The Corner

How Obamacare’s Mental-Health Regs Fail to Help the Most Serious Cases

This week, the Obama administration announced new regulations requiring private insurers to do what the federal government won’t: Provide health-care coverage for mental illnesses equal to what they provide for other physical illnesses. The new regulations will help many Americans, but few of the most seriously mentally ill. And while requiring private insurers to end discrimination against mental illness is to be lauded, it is unconscionable, dangerous, and expensive to allow the federal government to continue its own policy of discrimination.

President Obama should focus any incremental expansions in social-service and health-care programs on those who need it most. Ninety percent of people with the most serious mental illness, schizophrenia, cannot work and therefore do not have private insurance — they rely on Medicaid. The new regulations will mean little to them. Medicaid reimburses states for roughly 50 percent of the cost of caring for the truly indigent. But an obscure provision of Medicaid law called the “IMD Exclusion” prevents Medicaid from reimbursing states for the care and treatment of people in state psychiatric hospitals. As a result, states bear 100 percent of the costs of state psychiatric hospitals and have learned that, by kicking people out of such institutions, they can get reimbursed by Medicaid for fifty percent of their care in the community. So kick them out they do. 

report I co-authored with lead author Dr. E. Fuller Torrey of the Treatment Advocacy Center found that, in 1955, ten years before Medicaid was enacted, there were 340 public psychiatric beds available per 100,000 Americans. In 2005, there were only 17 public psychiatric beds available per 100,000. In other words, the number of beds per capita dropped 95 percent from 1955 to 2005. We are now short over 100,000 beds for the most seriously mentally ill — and that assumes we had perfect community services, which we don’t.

The lack of beds has had a profound effective on crime. The Economist found that as the availabililty of psychiatric beds go down, the number of jail cells goes up. It is now leaders in criminal justice, rather than mental health, who have become the most vociferous advocates for the most seriously ill.
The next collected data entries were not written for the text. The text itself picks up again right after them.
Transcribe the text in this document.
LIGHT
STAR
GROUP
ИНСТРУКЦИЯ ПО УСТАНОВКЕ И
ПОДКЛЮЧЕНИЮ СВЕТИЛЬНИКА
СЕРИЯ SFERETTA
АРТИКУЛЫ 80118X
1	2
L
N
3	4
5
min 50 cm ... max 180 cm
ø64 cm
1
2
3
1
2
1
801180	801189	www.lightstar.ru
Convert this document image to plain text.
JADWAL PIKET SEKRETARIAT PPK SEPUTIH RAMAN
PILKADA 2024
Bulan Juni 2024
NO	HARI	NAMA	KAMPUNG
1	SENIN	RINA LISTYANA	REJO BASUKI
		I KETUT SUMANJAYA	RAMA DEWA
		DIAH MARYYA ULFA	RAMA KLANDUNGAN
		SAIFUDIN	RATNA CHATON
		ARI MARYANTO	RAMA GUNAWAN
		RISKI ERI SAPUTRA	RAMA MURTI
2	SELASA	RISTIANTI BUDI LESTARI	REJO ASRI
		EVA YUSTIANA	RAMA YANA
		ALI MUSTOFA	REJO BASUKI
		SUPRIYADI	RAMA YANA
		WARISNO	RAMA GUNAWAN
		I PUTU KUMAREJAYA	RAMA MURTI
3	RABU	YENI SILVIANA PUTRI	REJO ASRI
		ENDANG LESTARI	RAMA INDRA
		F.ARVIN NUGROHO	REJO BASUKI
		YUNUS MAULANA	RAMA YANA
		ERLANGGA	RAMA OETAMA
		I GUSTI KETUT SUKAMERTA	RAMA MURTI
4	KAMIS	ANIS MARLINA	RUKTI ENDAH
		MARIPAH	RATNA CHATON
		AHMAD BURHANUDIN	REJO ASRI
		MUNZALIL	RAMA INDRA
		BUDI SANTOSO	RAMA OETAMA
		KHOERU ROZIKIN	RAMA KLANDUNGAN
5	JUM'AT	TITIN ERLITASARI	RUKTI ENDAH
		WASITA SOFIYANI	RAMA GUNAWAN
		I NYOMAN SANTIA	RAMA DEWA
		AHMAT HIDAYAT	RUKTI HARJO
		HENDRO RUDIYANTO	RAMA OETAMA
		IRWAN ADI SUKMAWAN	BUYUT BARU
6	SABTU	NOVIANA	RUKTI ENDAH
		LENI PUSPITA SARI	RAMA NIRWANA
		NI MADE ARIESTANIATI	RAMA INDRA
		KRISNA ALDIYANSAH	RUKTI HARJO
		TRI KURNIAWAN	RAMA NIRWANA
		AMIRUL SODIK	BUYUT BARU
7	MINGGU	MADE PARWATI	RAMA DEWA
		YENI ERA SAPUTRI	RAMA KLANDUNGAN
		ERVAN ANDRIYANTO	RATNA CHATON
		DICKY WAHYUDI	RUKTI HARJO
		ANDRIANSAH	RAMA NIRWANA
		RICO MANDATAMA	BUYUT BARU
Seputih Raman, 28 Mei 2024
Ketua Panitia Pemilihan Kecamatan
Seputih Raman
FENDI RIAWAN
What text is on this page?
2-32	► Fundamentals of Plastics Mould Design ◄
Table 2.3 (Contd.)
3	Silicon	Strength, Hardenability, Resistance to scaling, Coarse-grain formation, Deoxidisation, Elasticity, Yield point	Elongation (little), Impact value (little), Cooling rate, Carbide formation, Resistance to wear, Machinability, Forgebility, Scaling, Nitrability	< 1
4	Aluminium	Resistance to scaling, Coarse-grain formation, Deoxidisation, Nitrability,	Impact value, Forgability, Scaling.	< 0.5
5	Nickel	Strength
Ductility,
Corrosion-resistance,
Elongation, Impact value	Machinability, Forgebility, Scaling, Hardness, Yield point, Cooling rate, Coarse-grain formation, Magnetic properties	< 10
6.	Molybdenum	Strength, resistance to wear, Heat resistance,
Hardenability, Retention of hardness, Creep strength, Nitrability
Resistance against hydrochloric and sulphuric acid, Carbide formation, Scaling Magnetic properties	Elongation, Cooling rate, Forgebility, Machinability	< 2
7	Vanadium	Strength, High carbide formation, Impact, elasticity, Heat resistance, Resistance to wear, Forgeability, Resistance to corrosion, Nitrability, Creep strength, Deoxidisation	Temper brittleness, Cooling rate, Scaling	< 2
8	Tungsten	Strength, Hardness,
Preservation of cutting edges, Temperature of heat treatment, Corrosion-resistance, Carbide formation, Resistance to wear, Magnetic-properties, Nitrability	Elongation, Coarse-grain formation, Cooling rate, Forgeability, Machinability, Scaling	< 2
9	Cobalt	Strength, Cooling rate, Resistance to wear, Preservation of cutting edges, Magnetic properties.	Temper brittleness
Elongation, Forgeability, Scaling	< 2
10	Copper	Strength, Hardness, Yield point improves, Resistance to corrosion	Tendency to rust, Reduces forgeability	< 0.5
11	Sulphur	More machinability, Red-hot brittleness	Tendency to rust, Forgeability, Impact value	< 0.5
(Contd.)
In an op-ed in the Albany Times Union, Chief Michael Biassotti, immediate past president of the New York State Assciation of Chiefs of Police, wrote about the impact Medicaid’s failure to provide parity coverage has had on New York: 

Because state hospitals (close)… local psychiatric hospitals become overcrowded. The psychiatrists are put under intense pressure not to admit patients and to discharge those admitted sicker and quicker to free beds for new arrivals. Anyone well enough to walk in and ask for help, is generally not sick enough to be admitted.

This makes involuntary admission — becoming a “danger to self or others” — the only path in. That’s when our officers are called on to defuse the potentially dangerous situation and transport the mentally ill individuals to psychiatric hospitals.

We wait hours for psychiatrists to evaluate them, only to find the doctor overrules us and refuses to admit the patient. If the individual is admitted, they will generally be discharged prior to being fully stabilized or having effective community services put in place.

The easier solution for our officers is to take people with serious mental illness to jail, something we are loath to do to sick people who need help, not incarceration.

To develop his policy, President Obama rounded up the usual suspects: those in the corners of the mental-health industry that provide services to person who are higher functioning than those in state hospitals. He ignored the National Association of State Mental Health Directors. Their members are responsible for the care of the most seriously ill and strongly encourage the ending of Medicaid discrimination. He also ignored those in the criminal-justice system. And that’s just plain dangerous.

— D. J. Jaffe is executive director of Mental Illness Policy Org., a nonpartisan think tank on serious mental illness.